Llevas casi tres décadas interpretando en cabinas de medio mundo. Has acumulado experiencias muy dispares y te has codeado con personas importantes y menos importantes. Sumas una infinidad de horas de estudio y preparación y años confeccionando montañas de glosarios y elaborando ríos de notas y observaciones. Con el paso del tiempo, tu cerebro se ha expandido al máximo para poder almacenar conocimiento, reglas, matices y sofisticaciones. Has perdido la cuenta de los días que has dedicado a probar maneras de gestionar tu estrés escénico, ejercitar tu diafragma, recomponer tus cuerdas vocales, cuidar tus oídos, afinar tus tímpanos para que capten al vuelo los acentos más variopintos y enseñar a tus neuronas a desenredar las paráfrasis más inverosímiles y a descifrar los meandros lingüísticos más inconcebibles.
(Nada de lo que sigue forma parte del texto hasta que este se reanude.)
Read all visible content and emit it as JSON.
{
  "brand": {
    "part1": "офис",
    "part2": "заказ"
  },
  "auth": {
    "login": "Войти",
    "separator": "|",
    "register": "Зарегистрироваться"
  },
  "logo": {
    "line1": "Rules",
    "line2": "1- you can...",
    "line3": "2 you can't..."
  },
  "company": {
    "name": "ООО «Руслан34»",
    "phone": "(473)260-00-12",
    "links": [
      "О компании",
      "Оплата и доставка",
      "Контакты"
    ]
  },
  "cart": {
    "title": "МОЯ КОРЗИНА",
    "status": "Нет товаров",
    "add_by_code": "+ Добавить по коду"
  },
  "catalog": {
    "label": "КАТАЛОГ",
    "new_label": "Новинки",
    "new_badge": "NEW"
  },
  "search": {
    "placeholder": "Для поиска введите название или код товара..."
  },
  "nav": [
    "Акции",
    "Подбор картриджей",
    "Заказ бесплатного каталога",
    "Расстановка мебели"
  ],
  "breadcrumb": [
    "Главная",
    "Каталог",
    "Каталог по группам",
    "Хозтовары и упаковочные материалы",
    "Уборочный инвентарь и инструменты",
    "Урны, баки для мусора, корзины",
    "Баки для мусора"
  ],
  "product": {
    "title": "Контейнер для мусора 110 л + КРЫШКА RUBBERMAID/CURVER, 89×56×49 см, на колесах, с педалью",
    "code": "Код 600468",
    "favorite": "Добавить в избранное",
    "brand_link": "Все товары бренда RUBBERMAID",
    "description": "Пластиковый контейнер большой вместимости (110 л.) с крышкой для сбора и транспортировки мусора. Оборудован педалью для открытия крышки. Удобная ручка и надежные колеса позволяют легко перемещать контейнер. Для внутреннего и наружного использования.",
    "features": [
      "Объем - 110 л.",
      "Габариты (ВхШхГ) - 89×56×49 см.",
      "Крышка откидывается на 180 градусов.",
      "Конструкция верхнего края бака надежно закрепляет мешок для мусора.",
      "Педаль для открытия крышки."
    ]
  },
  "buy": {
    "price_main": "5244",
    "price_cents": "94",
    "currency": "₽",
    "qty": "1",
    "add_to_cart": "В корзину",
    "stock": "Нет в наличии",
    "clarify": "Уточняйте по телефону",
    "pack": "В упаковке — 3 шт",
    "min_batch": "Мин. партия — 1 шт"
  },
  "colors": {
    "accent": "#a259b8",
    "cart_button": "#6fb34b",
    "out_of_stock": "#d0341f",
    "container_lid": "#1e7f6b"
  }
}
Has dedicado cerca de tres décadas a leer, estudiar, revisar y mejorar tus lenguas de trabajo. También, has diseñado todo tipo de ejercicios y entrenamientos para domesticar los más de cuarenta músculos de la mímica que tienes en la cara y para ajustar al máximo tu aparato fonador. Te has grabado una infinidad de veces y te has escuchado atentamente para detectar y corregir tus fallos y, así, mejorar tu dicción, cadencia y acento. Has pedido a amigos de confianza que te observen durante las consecutivas para opinar sobre tu lenguaje no verbal y has aplicado religiosamente las mejoras que creías necesarias para perfeccionarte. Crees que puedes estar en paz con tu conciencia porque has hecho todo lo que es humanamente posible para sobresalir en tu profesión.
Harto de frustrarte porque ves que poca gente consigue entender la sutileza y el valor de tu arte, decides transformar tu enfado en empeño para educar sobre la importancia de tu trabajo. Es una ardua tarea porque no es fácil demostrar el valor del esfuerzo intelectual y porque, en estas últimas tres décadas, el mundo se ha vulgarizado desmesuradamente. Los eventos y congresos se han multiplicado y, con ellos, las facultades y agencias de interpretación, también. La competición encarnizada, la «industrialización» de cualquier actividad humana y la obsesión por optimizar recursos y reducir gastos imperan, pero te empeñas en creer en la capacidad de discernimiento del ser humano que le hará seguramente entender la importancia de la calidad en la interpretación de conferencia. Sin embargo, con el neoliberalismo desenfrenado que asola el planeta, has pasado de ser «persona» a ser «recurso», una partida presupuestaria, igual que el café, los tentempiés, las bolsas con eslogan y logo, igual que los azafatos con traje y corbata, las azafatas con vestido y moño y el zapateado de la bailaora flamenca que suele acabar dando el punto final folclórico a los eventos.
Luego, tu lucha se ha centrado en contener la erosión de los derechos laborales que has ido adquiriendo año tras año a base de excelencia porque el argumento de la «calidad» ya no convence y porque, igual que se justifican las grasas saturadas de la bollería ultraprocesada en las pausas de café, basta con que un intérprete respire y emita sonidos más o menos inteligibles para darlo por válido; a condición, por supuesto, de que cueste poco.
Por fortuna, aún quedan personas que entienden la importancia del trabajo intelectual y la fama que tienes te sigue garantizando, de momento, la posibilidad de trabajar sin tener que bajarte los pantalones, pero también es cierto que, últimamente, esperas la jubilación con anhelo mientras vas agarrándote a cualquier resquicio de esperanza, aunque fuera descabellada, para no desanimarte.
Y un día, vienen unos a hablarte de inteligencia artificial y dices que no, que esto daría para otro relato y que prefieres no entrar en este debate. De momento.